Researchers at Spain’s Charles III University of Madrid claim to have significantly reduced optical losses in a monolithic, nano-structured perovskite silicon tandem solar cell by using a new design.

Such two-terminal tandem cell devices are said to offer high conversion efficiency, due to a large number of layers, but to also suffer significant optical losses because of the high number of interfaces.

“Our proposed design increases the performance of both sub-cells by managing light towards the active layer, as well as by minimizing reflection losses in the interfaces,” the scientists wrote in their paper.

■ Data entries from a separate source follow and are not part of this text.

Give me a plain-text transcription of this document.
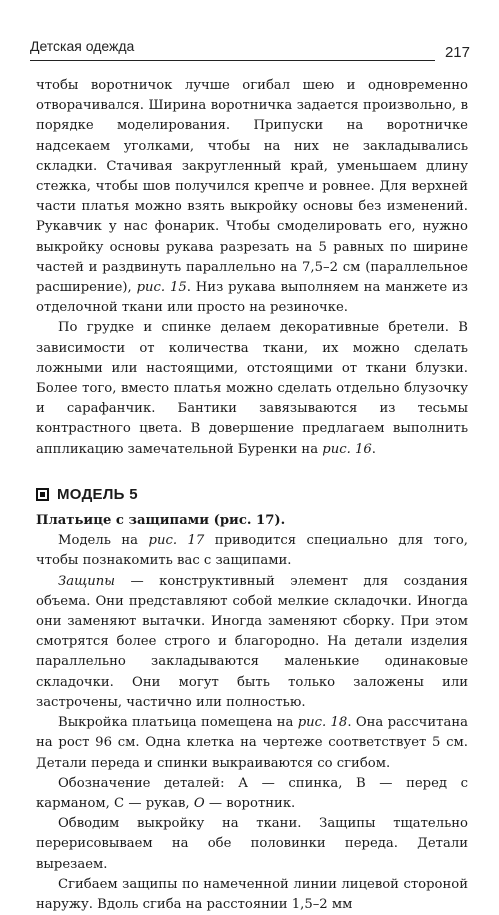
Детская одежда	217

чтобы воротничок лучше огибал шею и одновременно отворачивался. Ширина воротничка задается произвольно, в порядке моделирования. Припуски на воротничке надсекаем уголками, чтобы на них не закладывались складки. Стачивая закругленный край, уменьшаем длину стежка, чтобы шов получился крепче и ровнее. Для верхней части платья можно взять выкройку основы без изменений. Рукавчик у нас фонарик. Чтобы смоделировать его, нужно выкройку основы рукава разрезать на 5 равных по ширине частей и раздвинуть параллельно на 7,5–2 см (параллельное расширение), рис. 15. Низ рукава выполняем на манжете из отделочной ткани или просто на резиночке.

По грудке и спинке делаем декоративные бретели. В зависимости от количества ткани, их можно сделать ложными или настоящими, отстоящими от ткани блузки. Более того, вместо платья можно сделать отдельно блузочку и сарафанчик. Бантики завязываются из тесьмы контрастного цвета. В довершение предлагаем выполнить аппликацию замечательной Буренки на рис. 16.

МОДЕЛЬ 5

Платьице с защипами (рис. 17).

Модель на рис. 17 приводится специально для того, чтобы познакомить вас с защипами.

Защипы — конструктивный элемент для создания объема. Они представляют собой мелкие складочки. Иногда они заменяют вытачки. Иногда заменяют сборку. При этом смотрятся более строго и благородно. На детали изделия параллельно закладываются маленькие одинаковые складочки. Они могут быть только заложены или застрочены, частично или полностью.

Выкройка платьица помещена на рис. 18. Она рассчитана на рост 96 см. Одна клетка на чертеже соответствует 5 см. Детали переда и спинки выкраиваются со сгибом.

Обозначение деталей: А — спинка, В — перед с карманом, С — рукав, О — воротник.

Обводим выкройку на ткани. Защипы тщательно перерисовываем на обе половинки переда. Детали вырезаем.

Сгибаем защипы по намеченной линии лицевой стороной наружу. Вдоль сгиба на расстоянии 1,5–2 мм
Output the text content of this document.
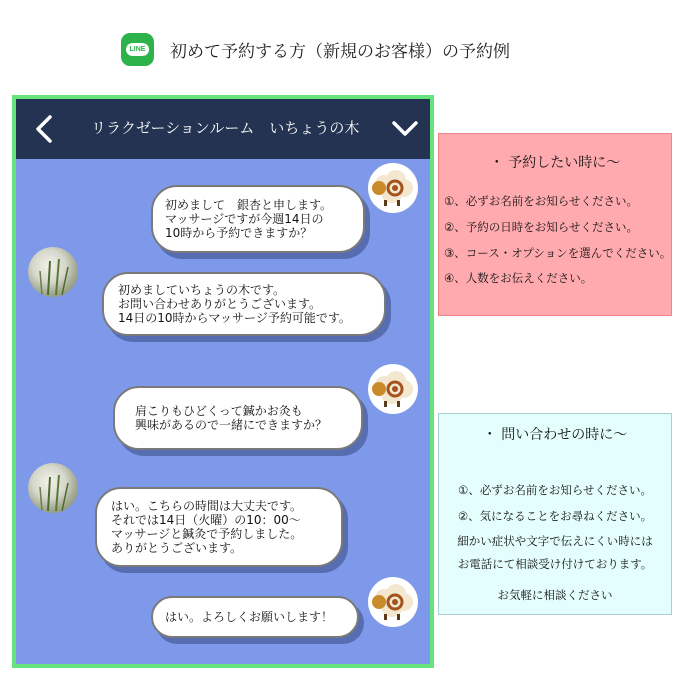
LINE 初めて予約する方（新規のお客様）の予約例
リラクゼーションルーム　いちょうの木
初めまして　銀杏と申します。
マッサージですが今週14日の
10時から予約できますか？
初めましていちょうの木です。
お問い合わせありがとうございます。
14日の10時からマッサージ予約可能です。
肩こりもひどくって鍼かお灸も
興味があるので一緒にできますか？
はい。こちらの時間は大丈夫です。
それでは14日（火曜）の10：00～
マッサージと鍼灸で予約しました。
ありがとうございます。
はい。よろしくお願いします！
・ 予約したい時に～
①、必ずお名前をお知らせください。
②、予約の日時をお知らせください。
③、コース・オプションを選んでください。
④、人数をお伝えください。
・ 問い合わせの時に～
①、必ずお名前をお知らせください。
②、気になることをお尋ねください。
細かい症状や文字で伝えにくい時には
お電話にて相談受け付けております。
お気軽に相談ください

The Madrid team said current-matching between the sub-cells was crucial to reducing optical losses, and in particular reflection losses, which would otherwise be exhibited during the extraction of photo-generated charges.

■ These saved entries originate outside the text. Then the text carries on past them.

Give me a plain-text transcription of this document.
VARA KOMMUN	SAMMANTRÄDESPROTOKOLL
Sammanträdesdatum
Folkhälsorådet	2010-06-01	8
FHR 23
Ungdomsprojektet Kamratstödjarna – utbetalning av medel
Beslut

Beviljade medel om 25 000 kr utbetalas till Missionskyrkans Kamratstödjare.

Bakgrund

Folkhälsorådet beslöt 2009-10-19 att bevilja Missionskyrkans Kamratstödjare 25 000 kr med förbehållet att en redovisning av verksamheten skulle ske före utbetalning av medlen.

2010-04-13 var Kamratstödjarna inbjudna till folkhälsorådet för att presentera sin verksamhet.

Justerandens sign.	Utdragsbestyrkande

“The simplified design of the solar cell comprises the following layers from bottom to top: silver contact (300nm)/crystalline silicon (c-Si, 200µm)/indium tin oxide (ITO, 44nm) and a nano-structure sandwiched between the electron transport layer (ETL) and the hole transport layer (HTL) with a width regulated by a dielectric spacer (DS),” the paper noted.



For the simulation, the researchers used the methylammonium lead iodide (MAPbI3) perovskite, one of the most commonly applied in solar energy research, to fill the gaps between the numerous cell layers. The analysis – which is said to have explored the geometrical dimensions and materials for the electron transport layer, the hole transport layer and the dielectric spacer – meant the researchers could discover the value ranges of refractive indices which could enable the minimization of optical losses.

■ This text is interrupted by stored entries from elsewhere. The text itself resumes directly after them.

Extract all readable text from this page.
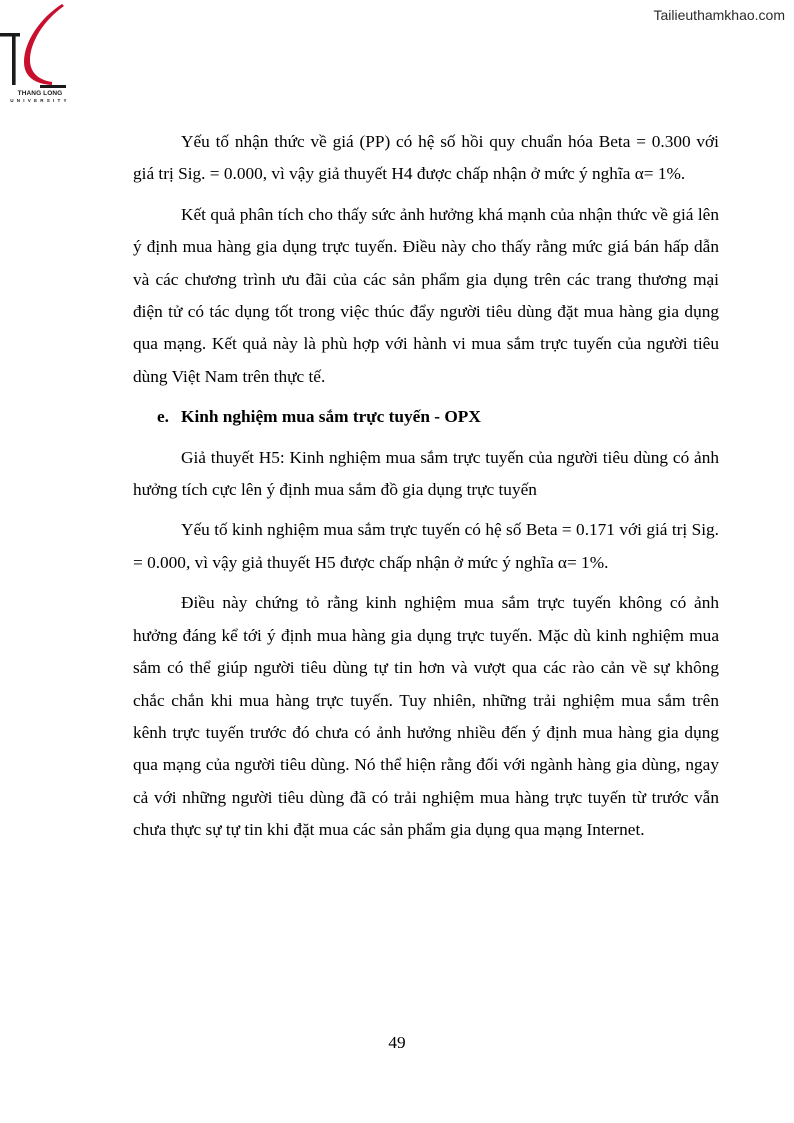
THANG LONG
UNIVERSITY
Tailieuthamkhao.com

Yếu tố nhận thức về giá (PP) có hệ số hồi quy chuẩn hóa Beta = 0.300 với giá trị Sig. = 0.000, vì vậy giả thuyết H4 được chấp nhận ở mức ý nghĩa α= 1%.

Kết quả phân tích cho thấy sức ảnh hưởng khá mạnh của nhận thức về giá lên ý định mua hàng gia dụng trực tuyến. Điều này cho thấy rằng mức giá bán hấp dẫn và các chương trình ưu đãi của các sản phẩm gia dụng trên các trang thương mại điện tử có tác dụng tốt trong việc thúc đẩy người tiêu dùng đặt mua hàng gia dụng qua mạng. Kết quả này là phù hợp với hành vi mua sắm trực tuyến của người tiêu dùng Việt Nam trên thực tế.

e. Kinh nghiệm mua sắm trực tuyến - OPX

Giả thuyết H5: Kinh nghiệm mua sắm trực tuyến của người tiêu dùng có ảnh hưởng tích cực lên ý định mua sắm đồ gia dụng trực tuyến

Yếu tố kinh nghiệm mua sắm trực tuyến có hệ số Beta = 0.171 với giá trị Sig. = 0.000, vì vậy giả thuyết H5 được chấp nhận ở mức ý nghĩa α= 1%.

Điều này chứng tỏ rằng kinh nghiệm mua sắm trực tuyến không có ảnh hưởng đáng kể tới ý định mua hàng gia dụng trực tuyến. Mặc dù kinh nghiệm mua sắm có thể giúp người tiêu dùng tự tin hơn và vượt qua các rào cản về sự không chắc chắn khi mua hàng trực tuyến. Tuy nhiên, những trải nghiệm mua sắm trên kênh trực tuyến trước đó chưa có ảnh hưởng nhiều đến ý định mua hàng gia dụng qua mạng của người tiêu dùng. Nó thể hiện rằng đối với ngành hàng gia dùng, ngay cả với những người tiêu dùng đã có trải nghiệm mua hàng trực tuyến từ trước vẫn chưa thực sự tự tin khi đặt mua các sản phẩm gia dụng qua mạng Internet.

49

The research team admitted their cell architecture may be particularly difficult to scale up to mass production but pointed out, according to the literature it would not be unfeasible, as more complex structures of a similar kind have been fabricated.

“We obtain a reduction in the optical losses, in particular they are more than 33% lower than those of a planar cell, mainly due to a reduction of the reflectivity in the device,” the scientists wrote. “An evident reduction of the losses using the nano-structure appears, achieving almost a reduction of 50% in the best case.”

The Spanish team claims to have also demonstrated a wide range of dimensions of the layers which could allow current-matching between them while maintaining good optical performance.